Om de details van een nieuwe operatie te configureren, klik op in het blok Operaties. Om een bestaande operatie te bewerken, klik op naast de operatie. Er wordt een pop-upvenster geopend waarin u de details van de operatiestap kunt bewerken.
Parameter | Beschrijving |
---|---|
Operatie | Selecteer de operatie: Bericht verzenden - stuur een bericht naar de gebruiker. <naam van opdracht op afstand> - voer een opdracht op afstand uit. Opdrachten kunnen worden uitgevoerd als ze eerder zijn gedefinieerd in globale scripts met Actie operatie geselecteerd als de reikwijdte ervan. Meer operaties zijn beschikbaar voor gebeurtenissen op basis van ontdekking en autoregistratie (zie hierboven). |
Stappen | Selecteer de stap(pen) waaraan de operatie moet worden toegewezen in een escalatie planning: Van - uitvoeren vanaf deze stap.
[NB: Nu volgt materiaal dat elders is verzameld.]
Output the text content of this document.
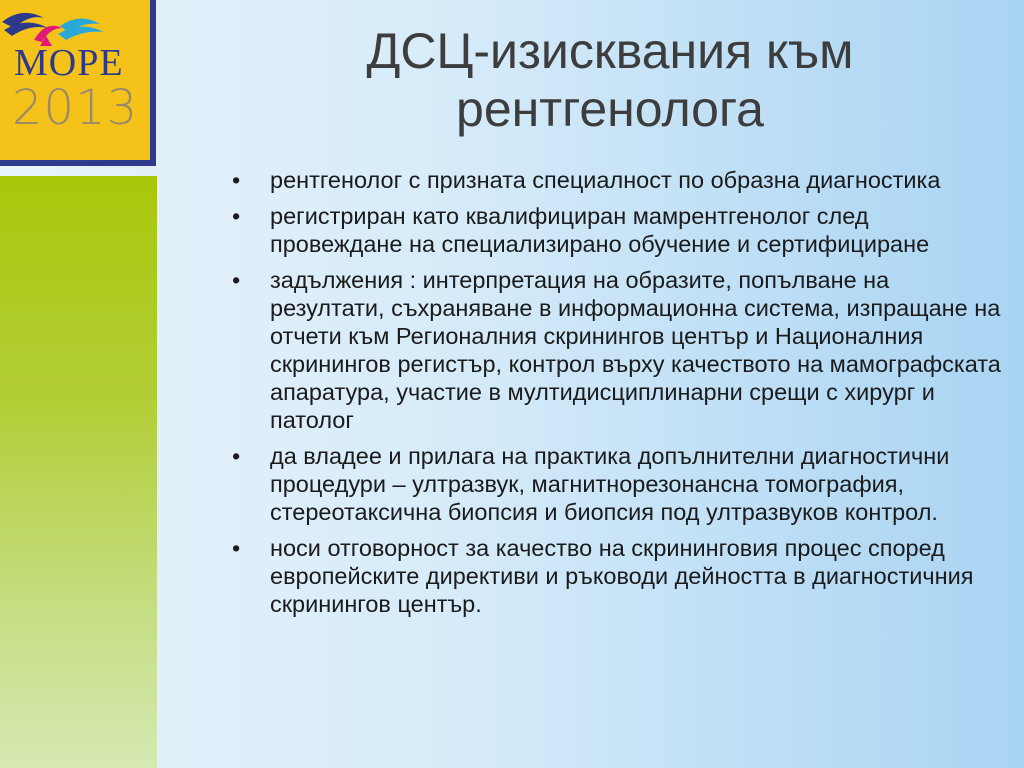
MOPE
2013
ДСЦ-изисквания към рентгенолога
•	рентгенолог с призната специалност по образна диагностика
•	регистриран като квалифициран мамрентгенолог след провеждане на специализирано обучение и сертифициране
•	задължения : интерпретация на образите, попълване на резултати, съхраняване в информационна система, изпращане на отчети към Регионалния скринингов център и Националния скринингов регистър, контрол върху качеството на мамографската апаратура, участие в мултидисциплинарни срещи с хирург и патолог
•	да владее и прилага на практика допълнителни диагностични процедури – ултразвук, магнитнорезонансна томография, стереотаксична биопсия и биопсия под ултразвуков контрол.
•	носи отговорност за качество на скрининговия процес според европейските директиви и ръководи дейността в диагностичния скринингов център.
Naar - uitvoeren tot deze stap (0=oneindig, uitvoering wordt niet beperkt). |
Stapduur | Aangepaste duur voor deze stappen (0=gebruik standaard stapduur). Tijdssuffixen worden ondersteund, bijvoorbeeld 60s, 1m, 2h, 1d, vanaf Zabbix 3.4.0. Gebruikersmacro's worden ondersteund, vanaf Zabbix 3.4.0. Verschillende operaties kunnen aan dezelfde stap worden toegewezen. Als deze operaties verschillende stapduren hebben, wordt de kortste in aanmerking genomen en toegepast op de stap. |
Operatietype: bericht verzenden | |
Verstuur naar gebruikersgroepen | |
Verstuur naar gebruikers | |
Stuur alleen naar | |
Aangepast bericht | |
Operatietype: opdracht op afstand | |
Doellijst | |
Voorwaarden | Voorwaarde voor het uitvoeren van de operatie: Gebeurtenis is niet erkend - alleen wanneer de gebeurtenis niet is erkend. Gebeurtenis is erkend - alleen wanneer de gebeurtenis is erkend. De optie Voorwaarden is alleen beschikbaar voor Trigger acties. |
Als u klaar bent, klikt u op Toevoegen om de operatie toe te voegen aan de lijst met Operaties.